Mac OS X,  Mac Security

Preserving the Chain of Custody for Mac OS X

One of the most important aspects of performing forensics work in Mac OS X is to write-block the volumes that you are inspecting in order to maintain the chain of custody for the evidence (or potential evidence). One way to do this is to use a physical write blocker so that when you plug a USB, SATA, eSATA or other type of drive into the write blocker you will only be presented with a read only volume on the computer. For example, some good write blockers can be found at Digital Intelligence. WeibeTech also makes a nice USB device for write blocking on the Mac.

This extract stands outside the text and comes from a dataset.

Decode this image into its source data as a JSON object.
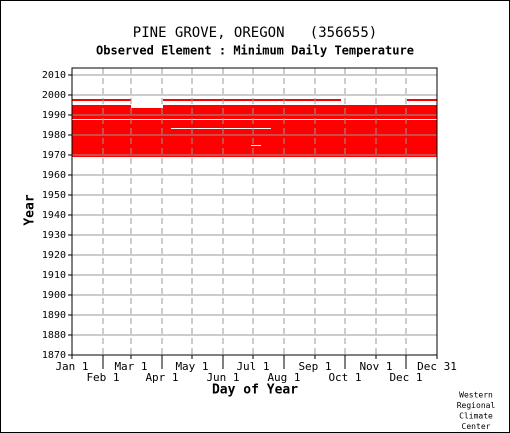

But this can get kinda’ pricey because you often need to carry around a ton of fairly expensive devices to have one of each type that is required. So many choose to use software. On the Mac you can disable disk arbitration, which automatically mounts drives by moving the /System/Library/LaunchDaemons/com.apple.diskarbitrationd.plist file to another location, or simply stopping the LaunchDaemon. You can then mount volumes manually. But chances are this will become cumbersome. So BlackBag Technologies has announced SoftBlock, write-blocking software for the Mac that provides GUI control over the mounting and management of devices at the kernel level of Mac OS X.

When you plug a device into your computer, SoftBlock identifies them and then allows you to select whether to mount it as read-only or read-write. This is pretty similar in nature to how the Faronics DeviceFilter works, except instead of having management centralized to control whether you can mount a device in the first place this tool allows a user to control how each device will mount. Both are great tools and they’re apples and oranges, except in the fact that both appear to be built on the same concept.

Overall, I’m excited to see BlackBag release SoftBlock and happy to be testing in my lab right now!